The news brought sadness, but also a sense of relief, said Reifsnyder. “Everyone is very emotional about it,” she said. “It was also a relief that he had been identified.”

Wirrick was a member of the 2nd Battalion, 38th Infantry Regiment, 2nd Infantry Division. His unit came under heavy attack from Chinese forces near the Chongchon River in North Korea in late November 1950. The unit withdrew to positions near the town of Kujang, but Wirrick was later reported missing in action.

His remains were recovered by a joint American-North Korean team in 2000 and eventually were identified through mitochondrial DNA and dental comparisons, as well as material remains and circumstantial evidence.

Wirrick was buried at Arlington National Cemetery in October.
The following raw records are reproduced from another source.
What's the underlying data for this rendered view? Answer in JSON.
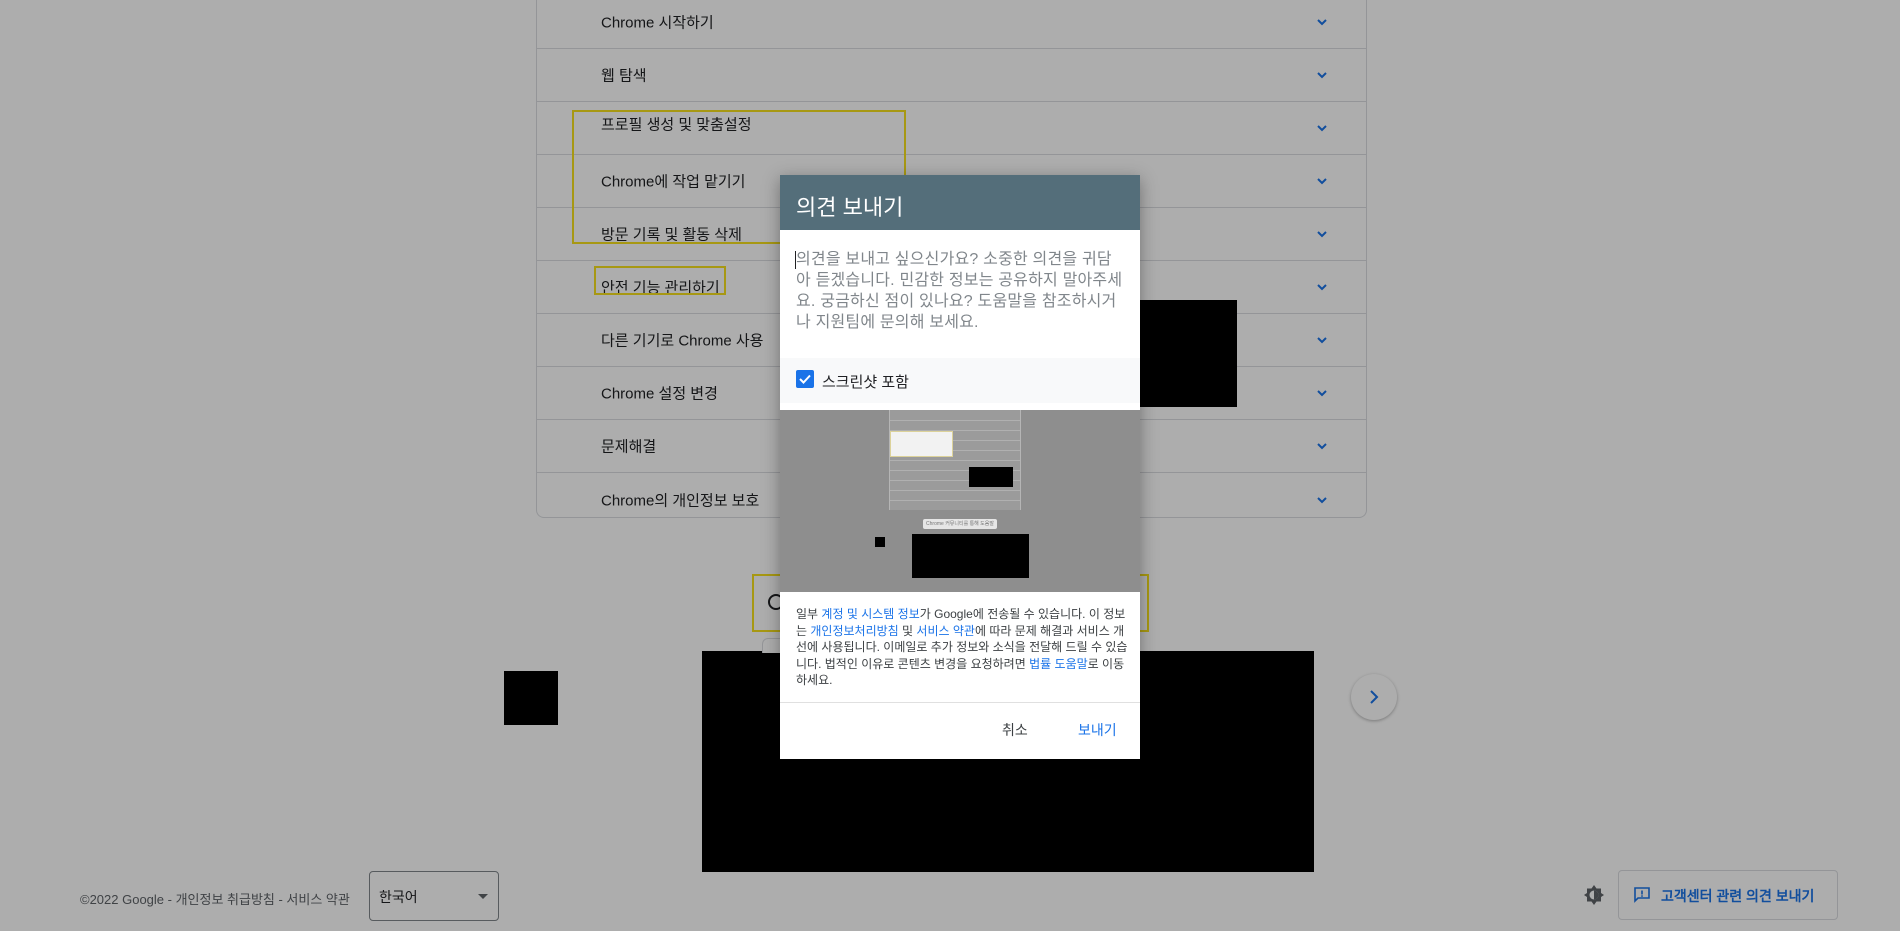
{
  "accordion": {
    "items": [
      {
        "label": "Chrome 시작하기"
      },
      {
        "label": "웹 탐색"
      },
      {
        "label": "프로필 생성 및 맞춤설정"
      },
      {
        "label": "Chrome에 작업 맡기기"
      },
      {
        "label": "방문 기록 및 활동 삭제"
      },
      {
        "label": "안전 기능 관리하기"
      },
      {
        "label": "다른 기기로 Chrome 사용"
      },
      {
        "label": "Chrome 설정 변경"
      },
      {
        "label": "문제해결"
      },
      {
        "label": "Chrome의 개인정보 보호"
      }
    ]
  },
  "footer": {
    "copyright": "©2022 Google - 개인정보 취급방침 - 서비스 약관",
    "language": "한국어",
    "feedback_label": "고객센터 관련 의견 보내기"
  },
  "dialog": {
    "title": "의견 보내기",
    "placeholder": "의견을 보내고 싶으신가요? 소중한 의견을 귀담아 듣겠습니다. 민감한 정보는 공유하지 말아주세요. 궁금하신 점이 있나요? 도움말을 참조하시거나 지원팀에 문의해 보세요.",
    "screenshot_checkbox_label": "스크린샷 포함",
    "screenshot_checked": true,
    "preview_pill_text": "Chrome 커뮤니티를 통해 도움말",
    "legal": {
      "part1": "일부 ",
      "link1": "계정 및 시스템 정보",
      "part2": "가 Google에 전송될 수 있습니다. 이 정보는 ",
      "link2": "개인정보처리방침",
      "part3": " 및 ",
      "link3": "서비스 약관",
      "part4": "에 따라 문제 해결과 서비스 개선에 사용됩니다. 이메일로 추가 정보와 소식을 전달해 드릴 수 있습니다. 법적인 이유로 콘텐츠 변경을 요청하려면 ",
      "link4": "법률 도움말",
      "part5": "로 이동하세요."
    },
    "cancel_label": "취소",
    "send_label": "보내기"
  },
  "colors": {
    "dialog_header": "#546e7a",
    "accent": "#1a73e8",
    "highlight": "#f7e11c",
    "scrim": "rgba(0,0,0,0.32)"
  }
}
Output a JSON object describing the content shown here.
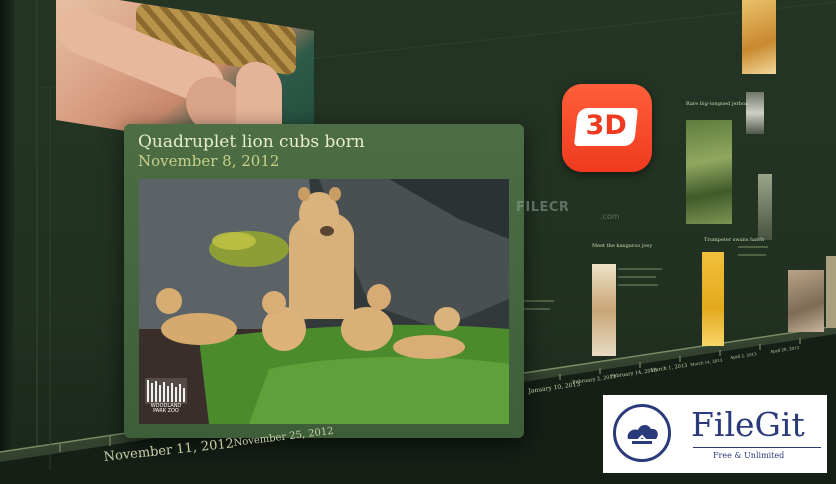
{
  "featured": {
    "title": "Quadruplet lion cubs born",
    "date": "November 8, 2012",
    "logo_text": "WOODLAND PARK ZOO"
  },
  "app_icon": {
    "label": "3D",
    "color": "#ef3a1f"
  },
  "watermark": {
    "name": "FILECR",
    "suffix": ".com"
  },
  "timeline": {
    "labels": [
      "November 11, 2012",
      "November 25, 2012",
      "January 10, 2013",
      "February 2, 2013",
      "February 14, 2013",
      "March 1, 2013",
      "March 14, 2013",
      "April 2, 2013",
      "April 20, 2013"
    ]
  },
  "distant_cards": {
    "card1_title": "Rare big-tongued jerboa",
    "card2_title": "Meet the kangaroo joey",
    "card3_title": "Trumpeter swans hatch"
  },
  "badge": {
    "name": "FileGit",
    "tagline": "Free & Unlimited"
  },
  "colors": {
    "background": "#223222",
    "card": "#4d6e44",
    "title": "#e8eccf",
    "date": "#c8d08a",
    "badge_text": "#2b3a7a"
  }
}
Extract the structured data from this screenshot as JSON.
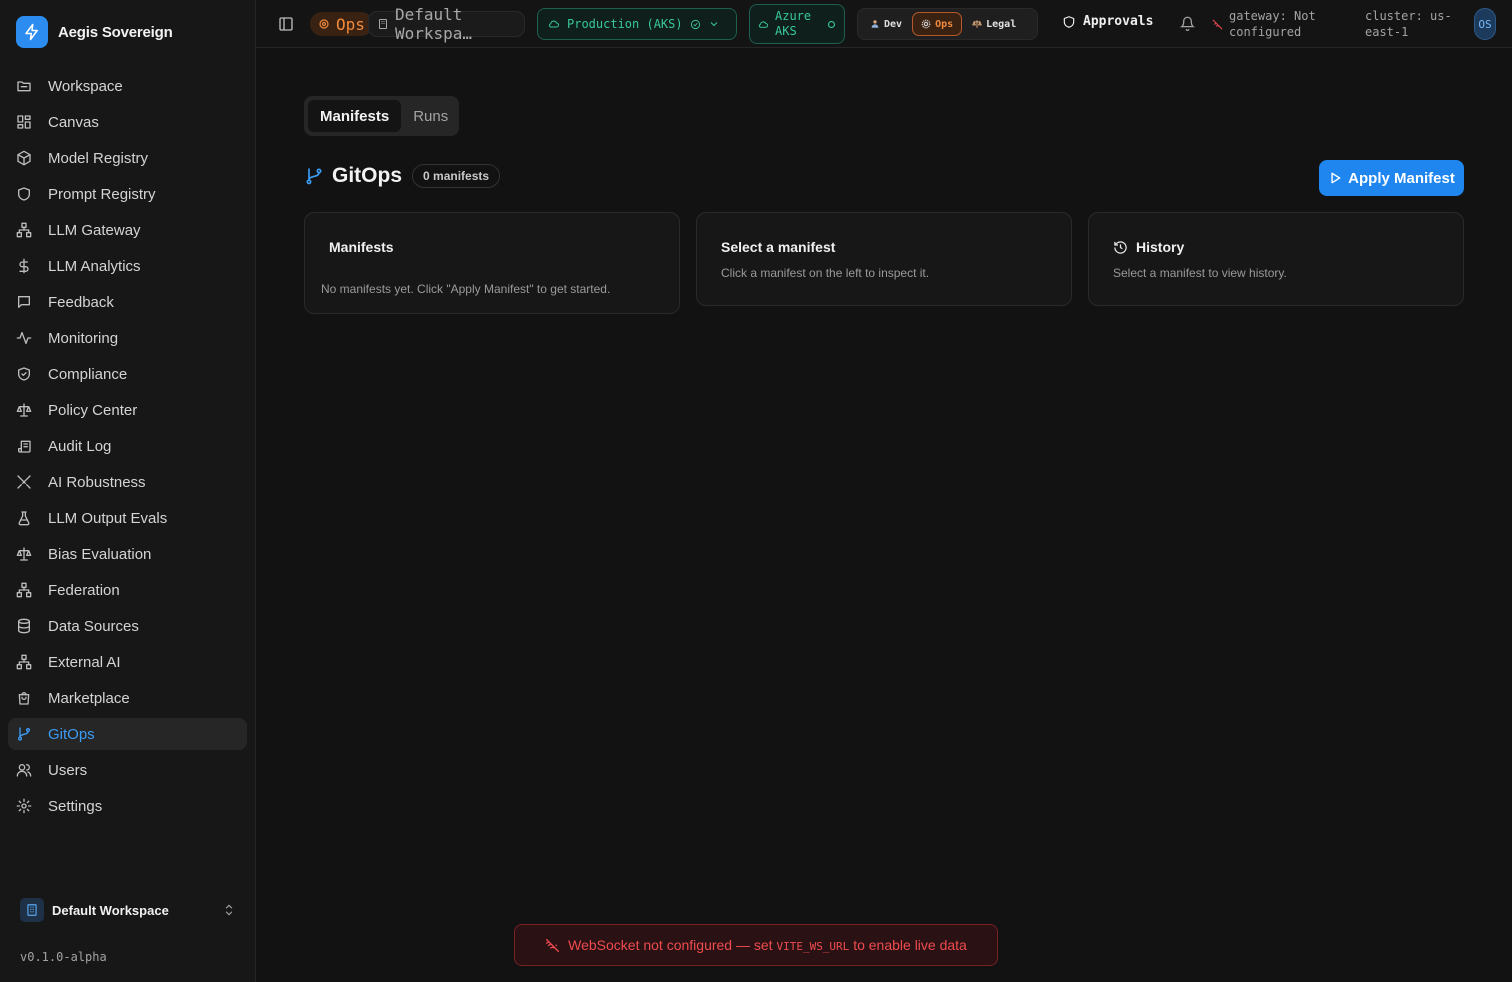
{
  "brand": {
    "name": "Aegis Sovereign"
  },
  "sidebar": {
    "items": [
      {
        "label": "Workspace",
        "icon": "folder-icon"
      },
      {
        "label": "Canvas",
        "icon": "grid-icon"
      },
      {
        "label": "Model Registry",
        "icon": "cube-icon"
      },
      {
        "label": "Prompt Registry",
        "icon": "shield-icon"
      },
      {
        "label": "LLM Gateway",
        "icon": "network-icon"
      },
      {
        "label": "LLM Analytics",
        "icon": "dollar-icon"
      },
      {
        "label": "Feedback",
        "icon": "message-icon"
      },
      {
        "label": "Monitoring",
        "icon": "activity-icon"
      },
      {
        "label": "Compliance",
        "icon": "shield-check-icon"
      },
      {
        "label": "Policy Center",
        "icon": "scale-icon"
      },
      {
        "label": "Audit Log",
        "icon": "scroll-icon"
      },
      {
        "label": "AI Robustness",
        "icon": "swords-icon"
      },
      {
        "label": "LLM Output Evals",
        "icon": "flask-icon"
      },
      {
        "label": "Bias Evaluation",
        "icon": "scale-icon"
      },
      {
        "label": "Federation",
        "icon": "network-icon"
      },
      {
        "label": "Data Sources",
        "icon": "database-icon"
      },
      {
        "label": "External AI",
        "icon": "network-icon"
      },
      {
        "label": "Marketplace",
        "icon": "shopping-bag-icon"
      },
      {
        "label": "GitOps",
        "icon": "git-branch-icon",
        "active": true
      },
      {
        "label": "Users",
        "icon": "users-icon"
      },
      {
        "label": "Settings",
        "icon": "gear-icon"
      }
    ],
    "workspace": "Default Workspace",
    "version": "v0.1.0-alpha"
  },
  "topbar": {
    "ops_label": "Ops",
    "workspace_label": "Default Workspa…",
    "env_label": "Production (AKS)",
    "cloud_label": "Azure AKS",
    "personas": [
      "Dev",
      "Ops",
      "Legal"
    ],
    "active_persona": "Ops",
    "approvals_label": "Approvals",
    "gateway_label": "gateway: Not configured",
    "cluster_label": "cluster: us-east-1",
    "avatar_initials": "OS"
  },
  "main": {
    "tabs": [
      "Manifests",
      "Runs"
    ],
    "active_tab": "Manifests",
    "title": "GitOps",
    "count_badge": "0 manifests",
    "apply_label": "Apply Manifest",
    "cards": {
      "manifests_title": "Manifests",
      "manifests_empty": "No manifests yet. Click \"Apply Manifest\" to get started.",
      "select_title": "Select a manifest",
      "select_sub": "Click a manifest on the left to inspect it.",
      "history_title": "History",
      "history_sub": "Select a manifest to view history."
    }
  },
  "toast": {
    "prefix": "WebSocket not configured — set ",
    "code": "VITE_WS_URL",
    "suffix": " to enable live data"
  },
  "colors": {
    "accent": "#1f86f0",
    "ops": "#f08a3c",
    "env": "#39c79b",
    "error": "#ef4b4f"
  }
}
As a teen, Wirrick was a skilled outdoorsman who loved hunting and fishing, an older brother remembers. When he had spare money, he would walk a few blocks to the old Strand Theater on Manor Street for the matinees. Reifsnyder described her brother, who was 12 years her senior, as being eager to join the Army. He signed up for service in 1949 — when he was only 17.

“I guess he just wanted to go, because he lied about his age,” Reifsnyder said. “He was only 17 when he went in and a little over 18 when he died.”